Roisin Currie, CEO, said:
“Gregg’s strong performance continued into the first half of 2023 as we deliver on our strategic growth plan. As consumers remain under pressure, we continue to provide exceptional value, which is reflected in our performance and growing market share.
“During that time we continued to open new stores, extended opening hours into the evening and saw an increase in participation in the Greggs app.
“Our ambitious growth plans are on track and our great teams are committed to seizing the opportunity to become a significantly larger, multi-channel company.”
BP raises dividend despite profit drop
BP’s second-quarter earnings fell 70 percent year-on-year to $2.6 billion, missing market expectations of $3.5 billion, due to lower fuel prices and weaker oil trading.
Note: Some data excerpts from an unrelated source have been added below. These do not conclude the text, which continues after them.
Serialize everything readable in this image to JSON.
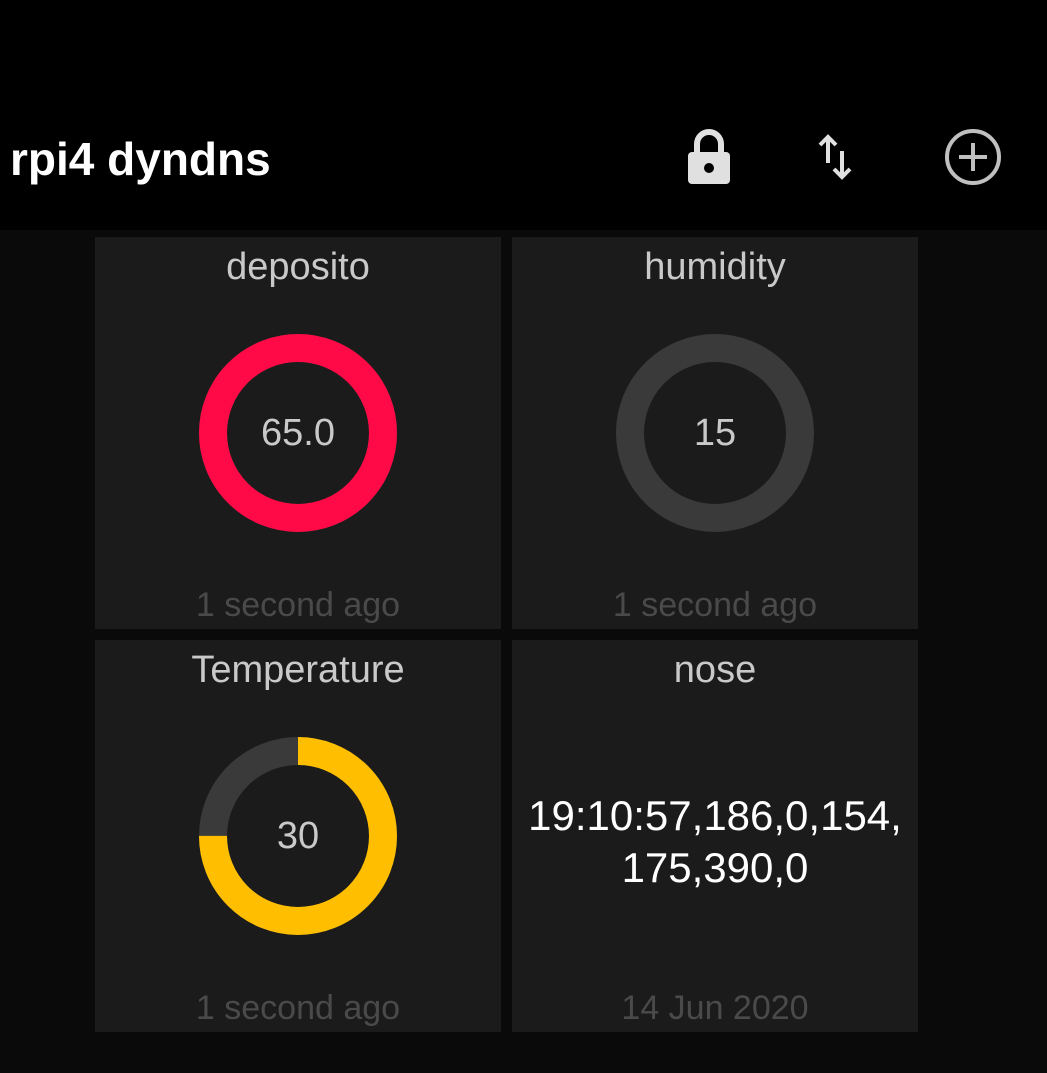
{
  "app_bar": {
    "title": "rpi4 dyndns",
    "actions": [
      "lock-icon",
      "sort-icon",
      "add-circle-icon"
    ]
  },
  "colors": {
    "accent_red": "#ff0a47",
    "accent_amber": "#ffbf00",
    "track_gray": "#3a3a3a",
    "tile_bg": "#1b1b1b"
  },
  "tiles": [
    {
      "title": "deposito",
      "type": "gauge",
      "value": "65.0",
      "fill_fraction": 1.0,
      "color": "#ff0a47",
      "updated": "1 second ago"
    },
    {
      "title": "humidity",
      "type": "gauge",
      "value": "15",
      "fill_fraction": 0.0,
      "color": "#3a3a3a",
      "updated": "1 second ago"
    },
    {
      "title": "Temperature",
      "type": "gauge",
      "value": "30",
      "fill_fraction": 0.75,
      "color": "#ffbf00",
      "updated": "1 second ago"
    },
    {
      "title": "nose",
      "type": "text",
      "value_line1": "19:10:57,186,0,154,",
      "value_line2": "175,390,0",
      "updated": "14 Jun 2020"
    }
  ]
}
However, the energy giant has increased its dividend by 10 percent to 7.27 cents per share, its fourth increase since halving it in the wake of the coronavirus pandemic three years ago. It will repurchase $1.5 billion of its own shares over the next three months.
Aston Martin announces plans for a £210 million cash call to reduce its mountain of debt
Aston Martin has unveiled plans to raise a further £210 million in funding to accelerate debt reduction efforts.
The cash call is backed by the luxury car maker’s biggest investors, including the Saudi Arabian sovereign wealth fund and Chinese rival Geely.
HSBC profit more than doubled
HSBC raised its key performance target after first-half pre-tax earnings more than doubled to $21.7 billion, boosted by rising global interest rates and gains from the planned sale of its French division.
Earnings rose from $9.2 billion at the same time last year, beating analyst expectations of $20.9 billion.
The bank also announced new share buybacks of up to $2 billion and a dividend of 10 cents per share.
HSBC raised its short-term return on tangible equity target, a key performance target, to at least the mid-teens for 2023 and 2024, from a previous target of at least 12 percent from 2023. It reported a return on tangible equity of 9, 9 percent for 2022.